Wednesday, April 24, 2024

An Abuse in the Theatre: some notes

In 2018 I was contracted by one of the larger houses in Germany working under a famous director. We were working with children in the cast, and, as part of the assisting staff for that show, sometimes we had to put on knee pads and walk around on our knees in the rehearsal room, pretending to be children for the lead actor during rehearsals while they were all at school. It's one of those weird, absurd things you only get to do in theatre - those type of surreal sitautions that are why we love the stage.

I was sitting off-stage watching my colleague strap on her kneepads, dwarfed by the bulky frame of the actor, surrounded by about 20 workers of the house: experienced stage designers, composers, and musical directors, of various genders. It was early in the process, and they had all gathered to check out rehearsals, meet each other, and chat about the work of their various departments. As they prepared for the next scene, with my colleague approximately waist-high to the actor, The Director offhandedly said:

"Brett, ready? Ok, let's go. Is Annika down ready to do what she does best? Ok, music, and let's go!"*

At the comment "ready to do what she does best", there was some nervous laughter from the surrounding workers of the show. I watched them closely. Had they just heard what I heard? Had I even heard it correctly? I turned to another colleague: did you just hear that? He nodded, smiling.

I tried to work out what to do. My colleague was 18 years old at this time. I was very much an outsider in this place, and the target of the attack was actually more of an insider of the institution. She had been part of the children's chorus of the theatre 1 year earlier, and now was working inside its giant mechanism, as an adult worker. She was German-speaking, and I think did not follow the "joke", which was in English, and spoken quickly, almost breezed over.

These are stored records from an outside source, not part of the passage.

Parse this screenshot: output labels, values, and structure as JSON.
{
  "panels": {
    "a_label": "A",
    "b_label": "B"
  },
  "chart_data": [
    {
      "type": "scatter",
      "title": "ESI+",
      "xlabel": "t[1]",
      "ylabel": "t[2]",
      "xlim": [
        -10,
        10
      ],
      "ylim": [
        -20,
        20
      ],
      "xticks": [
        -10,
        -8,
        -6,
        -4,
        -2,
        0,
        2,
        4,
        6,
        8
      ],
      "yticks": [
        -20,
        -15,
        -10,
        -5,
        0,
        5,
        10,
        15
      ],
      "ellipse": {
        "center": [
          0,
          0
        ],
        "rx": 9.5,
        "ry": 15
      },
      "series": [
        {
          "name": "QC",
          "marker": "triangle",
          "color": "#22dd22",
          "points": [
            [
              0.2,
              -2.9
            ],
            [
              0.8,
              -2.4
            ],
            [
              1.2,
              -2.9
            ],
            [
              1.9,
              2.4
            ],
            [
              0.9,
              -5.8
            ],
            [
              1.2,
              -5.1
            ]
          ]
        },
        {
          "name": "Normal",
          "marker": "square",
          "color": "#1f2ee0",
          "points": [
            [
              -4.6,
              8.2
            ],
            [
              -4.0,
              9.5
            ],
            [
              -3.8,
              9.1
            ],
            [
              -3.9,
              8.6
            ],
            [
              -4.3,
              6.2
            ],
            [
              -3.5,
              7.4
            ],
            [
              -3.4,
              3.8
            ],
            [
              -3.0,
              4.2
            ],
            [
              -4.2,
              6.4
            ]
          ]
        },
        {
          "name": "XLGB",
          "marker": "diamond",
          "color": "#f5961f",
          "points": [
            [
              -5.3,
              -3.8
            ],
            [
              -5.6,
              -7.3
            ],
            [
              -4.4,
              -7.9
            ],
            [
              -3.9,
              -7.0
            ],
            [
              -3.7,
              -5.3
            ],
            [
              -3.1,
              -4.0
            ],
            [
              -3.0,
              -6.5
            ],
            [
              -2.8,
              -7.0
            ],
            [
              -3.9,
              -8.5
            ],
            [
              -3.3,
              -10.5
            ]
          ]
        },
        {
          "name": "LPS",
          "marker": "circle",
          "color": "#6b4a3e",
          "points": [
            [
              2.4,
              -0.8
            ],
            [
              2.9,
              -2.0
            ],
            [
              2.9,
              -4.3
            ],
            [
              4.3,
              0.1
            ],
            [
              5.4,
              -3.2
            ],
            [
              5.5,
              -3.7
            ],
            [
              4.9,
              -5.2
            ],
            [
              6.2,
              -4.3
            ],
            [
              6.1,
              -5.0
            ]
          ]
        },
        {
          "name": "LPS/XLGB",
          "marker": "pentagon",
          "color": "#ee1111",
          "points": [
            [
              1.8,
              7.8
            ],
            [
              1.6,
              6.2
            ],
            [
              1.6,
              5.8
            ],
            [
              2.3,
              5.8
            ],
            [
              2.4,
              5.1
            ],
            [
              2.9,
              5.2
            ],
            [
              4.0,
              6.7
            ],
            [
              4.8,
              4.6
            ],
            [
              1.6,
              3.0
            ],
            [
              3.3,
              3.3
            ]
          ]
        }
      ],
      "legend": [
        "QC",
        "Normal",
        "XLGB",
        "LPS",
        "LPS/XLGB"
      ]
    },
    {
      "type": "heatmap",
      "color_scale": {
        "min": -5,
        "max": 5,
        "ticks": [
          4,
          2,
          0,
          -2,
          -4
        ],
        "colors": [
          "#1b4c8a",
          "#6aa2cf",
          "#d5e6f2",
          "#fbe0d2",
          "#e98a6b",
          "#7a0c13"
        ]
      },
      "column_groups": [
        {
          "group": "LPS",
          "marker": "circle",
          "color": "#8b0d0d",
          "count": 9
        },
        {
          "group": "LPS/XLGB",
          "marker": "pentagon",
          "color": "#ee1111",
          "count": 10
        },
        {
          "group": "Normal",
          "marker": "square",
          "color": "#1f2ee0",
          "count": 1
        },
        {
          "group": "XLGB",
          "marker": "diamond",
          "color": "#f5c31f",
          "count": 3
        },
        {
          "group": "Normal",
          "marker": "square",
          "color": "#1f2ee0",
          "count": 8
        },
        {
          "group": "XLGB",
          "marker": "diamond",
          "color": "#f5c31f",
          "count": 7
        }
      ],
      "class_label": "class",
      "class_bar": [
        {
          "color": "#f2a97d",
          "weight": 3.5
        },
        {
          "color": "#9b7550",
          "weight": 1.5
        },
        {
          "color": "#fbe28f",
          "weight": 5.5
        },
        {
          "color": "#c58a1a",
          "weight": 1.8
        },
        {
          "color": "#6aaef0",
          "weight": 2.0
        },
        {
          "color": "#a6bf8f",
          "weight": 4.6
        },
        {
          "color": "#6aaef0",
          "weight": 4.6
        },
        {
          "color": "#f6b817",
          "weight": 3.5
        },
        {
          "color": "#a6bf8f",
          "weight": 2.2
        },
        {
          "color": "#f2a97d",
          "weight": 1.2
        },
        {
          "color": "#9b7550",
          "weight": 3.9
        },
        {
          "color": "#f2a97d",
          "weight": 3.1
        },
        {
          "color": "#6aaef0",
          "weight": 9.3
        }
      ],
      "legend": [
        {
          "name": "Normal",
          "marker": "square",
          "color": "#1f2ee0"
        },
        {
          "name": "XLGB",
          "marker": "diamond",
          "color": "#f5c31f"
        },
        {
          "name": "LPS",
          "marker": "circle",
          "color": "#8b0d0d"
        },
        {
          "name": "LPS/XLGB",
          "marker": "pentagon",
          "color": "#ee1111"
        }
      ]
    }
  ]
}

Later, we were cycling back, because she lived on the way to my place, a short distance from the theatre. As we were saying goodbye, I said to her, 

"Hey, listen. I want to talk to you about something.

"Sure. What's up?

"Today, there was a joke made in rehearsals, when you were on your knees. Did you understand it?

"No.

"Ok. Do you want to know about it?

"Ok.

I explained to her in a dry, factual way that the joke was about her giving blowjobs, and being good at this. I explained to her that I thought this was "not ok", that it was abuse, and that I would support her if she wanted to take it further within the organisation. She seemed uncomfortable. "Ok, thank you. But I don't think I do." "Ok. Well just keep in touch about it if you want to. I support you." I said goodnight and cycled home.

--

About a month later during dress rehearsals, I was sitting alone behind The Director and the actor in the audience seating as they prepared a scene with the children's chorus, who were all women between 15 and 17. The children's chorus was hiding behind stage backdrops, and should appear at certain points in the music. But there was a problem: They couldn't see the actor, to know that he was there for their cue. The actor came into the audience seating of the grand house, and started talking to The Director about it in the dimly-lit auditorium. The Director suggested making some kind of verbal cue: a grunt or something. Then The Director said:

"Just grunt at them. That's all they're good for, isn't it? You just grunt and they... you know...".**

The actor, a 50-year old who I had seen during drinks with his arm around a different 19-year old colleague after rehearsals, gave a sort of "grimace-grin", seeming to acknowledge that the joke was "a bit risky". I looked around: was I the only one who had heard it this time? Yes. The actor went back onto the stage and grunted his way through the rest of the scene. I sat behind The Director, shadowing him, thinking about what to do.